An industry roundtable discussion with leading Indian business executives, facilitated by Professor Hope Hailey and Sir Francis Richards, was also conducted in the presence of the Chancellor at the Taj Land’s End Hotel where HRH discussed the challenges of India’s future young leaders.
Networking in New Delhi
More than 60 alumni and their guests joined His Royal Highness for a drinks reception at the Leela Palace New Delhi on 6 February – the first time the Chancellor has hosted an event for the University in India.
Professor David Galbreath, Dean of the Faculty of Humanities & Social Sciences, welcomed the Chancellor, who celebrated the achievements of the University’s 50th anniversary year.

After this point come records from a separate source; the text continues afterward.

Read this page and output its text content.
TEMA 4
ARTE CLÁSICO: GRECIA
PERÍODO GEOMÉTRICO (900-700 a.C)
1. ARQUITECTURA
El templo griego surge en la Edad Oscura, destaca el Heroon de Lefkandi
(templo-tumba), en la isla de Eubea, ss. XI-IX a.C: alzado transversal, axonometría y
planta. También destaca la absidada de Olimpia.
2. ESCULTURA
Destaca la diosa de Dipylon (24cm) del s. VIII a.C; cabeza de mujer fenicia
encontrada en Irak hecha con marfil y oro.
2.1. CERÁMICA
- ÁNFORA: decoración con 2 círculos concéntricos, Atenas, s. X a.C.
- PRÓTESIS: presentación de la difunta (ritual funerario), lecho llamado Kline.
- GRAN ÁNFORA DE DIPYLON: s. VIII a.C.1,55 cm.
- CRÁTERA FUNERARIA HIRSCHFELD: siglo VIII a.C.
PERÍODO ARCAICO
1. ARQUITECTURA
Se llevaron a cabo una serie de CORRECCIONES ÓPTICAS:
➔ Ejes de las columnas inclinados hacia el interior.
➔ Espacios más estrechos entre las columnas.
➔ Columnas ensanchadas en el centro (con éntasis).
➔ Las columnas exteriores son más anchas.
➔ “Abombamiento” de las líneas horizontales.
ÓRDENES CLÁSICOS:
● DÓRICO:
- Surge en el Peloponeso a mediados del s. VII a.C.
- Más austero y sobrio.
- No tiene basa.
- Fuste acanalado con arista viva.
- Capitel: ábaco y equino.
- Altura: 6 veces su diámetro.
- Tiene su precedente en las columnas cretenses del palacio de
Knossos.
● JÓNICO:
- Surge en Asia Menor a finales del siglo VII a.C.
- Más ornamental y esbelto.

Professor Veronica Hope Hailey, Vice-President for Corporate Engagement and Dean of the School of Management, closed with a thank you to our donors in India for supporting our Look Further campaign, which has raised more than £63 million to support students and research.
Alongside our alumni community, we were also delighted to welcome guests who help provide corporate placements for Bath students.
Prize-giving at the British Council
Then on 7 February, the Chancellor attended the University’s first ‘Young India Student of the Year’ prize-giving ceremony at the British Council New Delhi.
Entrants to the competition – run by the University’s Faculty of Humanities & Social Sciences – were required to write an essay answering the question: ‘Would India benefit from more open trade – for example with the UK?’
The winner, Namit Makhija, will receive a £3,000 scholarship when he begins his studies at the University of Bath. The Chancellor met with Namit and his family, along with the other finalists, before prizes were awarded.
Professor David Galbreath, Dean of Humanities and Social Sciences, together with Dr Peter Postl, Head of the Department of Economics, led the proceedings and introduced HRH to the winning student and runners up.